Since I have been neglecting my blog, here is a reprint of a post I wrote last year at this time, when the only family members read my writing.
Emmy’s bedroom window has a front view from our house. As I was rocking her this morning, sunlight filtered through the trees and the air was a lovely 65 degrees. A perfect day. I heard the unmistakable clop CLOP….clop CLOP of a wagon being pulled along the sidewalk. There were no kids in the wagon; it was piled high with backpacks and bags. The kids were skipping ahead of the parents, talking excitedly. It’s the first day of school.

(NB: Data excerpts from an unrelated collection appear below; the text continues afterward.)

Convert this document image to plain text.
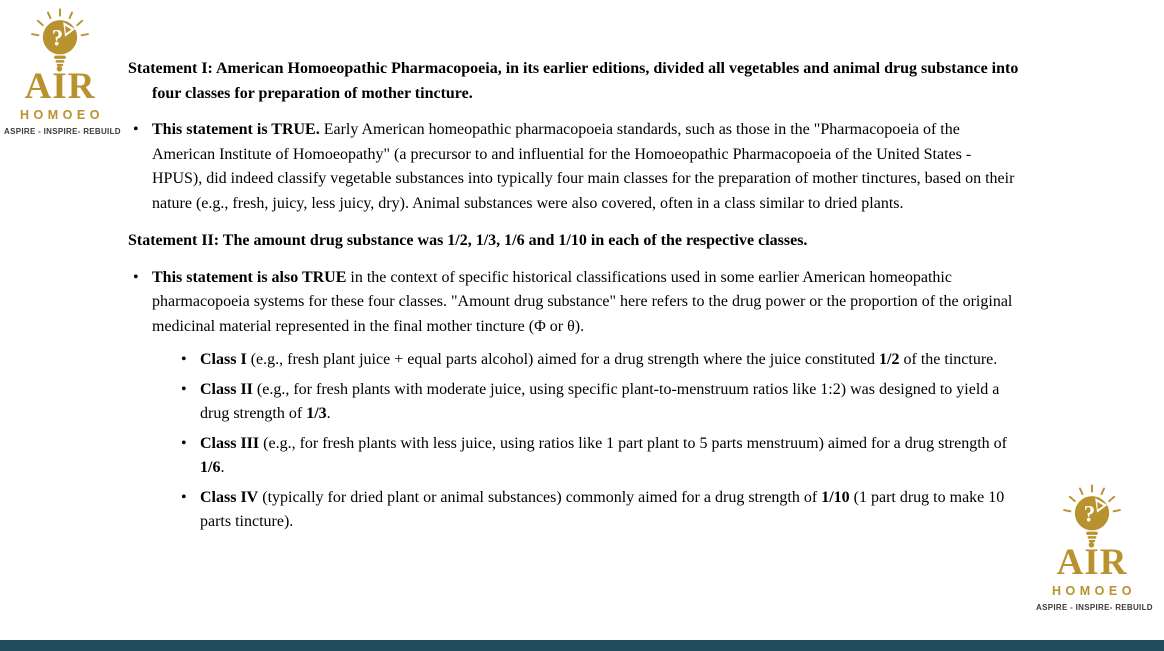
?
AİR
HOMOEO
ASPIRE - INSPIRE- REBUILD
Statement I: American Homoeopathic Pharmacopoeia, in its earlier editions, divided all vegetables and animal drug substance into four classes for preparation of mother tincture.
• This statement is TRUE. Early American homeopathic pharmacopoeia standards, such as those in the "Pharmacopoeia of the American Institute of Homoeopathy" (a precursor to and influential for the Homoeopathic Pharmacopoeia of the United States - HPUS), did indeed classify vegetable substances into typically four main classes for the preparation of mother tinctures, based on their nature (e.g., fresh, juicy, less juicy, dry). Animal substances were also covered, often in a class similar to dried plants.
Statement II: The amount drug substance was 1/2, 1/3, 1/6 and 1/10 in each of the respective classes.
• This statement is also TRUE in the context of specific historical classifications used in some earlier American homeopathic pharmacopoeia systems for these four classes. "Amount drug substance" here refers to the drug power or the proportion of the original medicinal material represented in the final mother tincture (Φ or θ).
• Class I (e.g., fresh plant juice + equal parts alcohol) aimed for a drug strength where the juice constituted 1/2 of the tincture.
• Class II (e.g., for fresh plants with moderate juice, using specific plant-to-menstruum ratios like 1:2) was designed to yield a drug strength of 1/3.
• Class III (e.g., for fresh plants with less juice, using ratios like 1 part plant to 5 parts menstruum) aimed for a drug strength of 1/6.
• Class IV (typically for dried plant or animal substances) commonly aimed for a drug strength of 1/10 (1 part drug to make 10 parts tincture).	?
AİR
HOMOEO
ASPIRE - INSPIRE- REBUILD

Two photos come to mind. The first, a small girl with blond curls grinning, holding nothing, next to her big sister with a gap-toothed grin, heading off to kindergarten. I was holding a small shoe box full of school supplies. In the next photo, both of us have decorated shoe boxes. My sister has a huge grin, because this time she gets to go to school, too! It was 1976, so there was no preschool in our small town in rural Illinois; no pre-Kindergarten, no playdates, Mommy and me or dance classes. Just run outside and play; that’s what the other moms are telling their kids, too, and come when Mom yells out the door. Scramble down that pine tree you’re not supposed to climb, even though your sappy fingers give you away. Grab your bike and pedal down the gravel alley, and throw it down in the driveway. Use your kickstand!
Those little shoe boxes were so different from the huge bags and backpacks I saw on their way to school today. Was the first day of school more exciting for us? We didn’t have the same experiences of kids today. The first day of Kindergarten literally was the first day of school. Lily starts preschool in September, but she has already attended several park district classes, both with me and without me. I don’t anticipate tears for either of us; she has been eagerly awaiting preschool.
As I watched the kids heading off to school this morning, there was an excitement in the air. I think the first day of school, regardless of past experiences, still is exciting to kids. Parents still grab their cameras to take that shot, and I hope I remember to do the same in a couple of weeks.
I became very nostalgic for that first day this morning. I thought of the teachers in their classrooms, reading through their plans one more time, placing welcome notes on the students’ desks and feeling small butterflies, even if this is your umpteenth year of teaching. That’s how I always felt on the first day of school, even after a decade of being a teacher. Welcoming a brand new set of students is so fun and exciting. I always thought that the first day of school made being a teacher fresh every year.
My first classroom was a corner room with a lot of windows. I would open them wide in the morning, and it felt delicious to have the cool air waft in. The wooden floors creaked with every step I took as I prepared for class. I had real slate blackboards, with a couple of big cracks in the corners, but in otherwise good condition. There were cast iron radiators against the walls which overheated the room in winter, and melted the crayons which fell behind them onto the window sills. That building still stands, but a new school was built in the field to the east, and my old classroom is no longer used for its original purpose.
I love being a stay-at-home mom for now. But some day, that new box of chalk smell will be very welcome, and I hope I will get butterflies in my stomach again as I welcome twenty little classmates into my classroom, on the first day of school.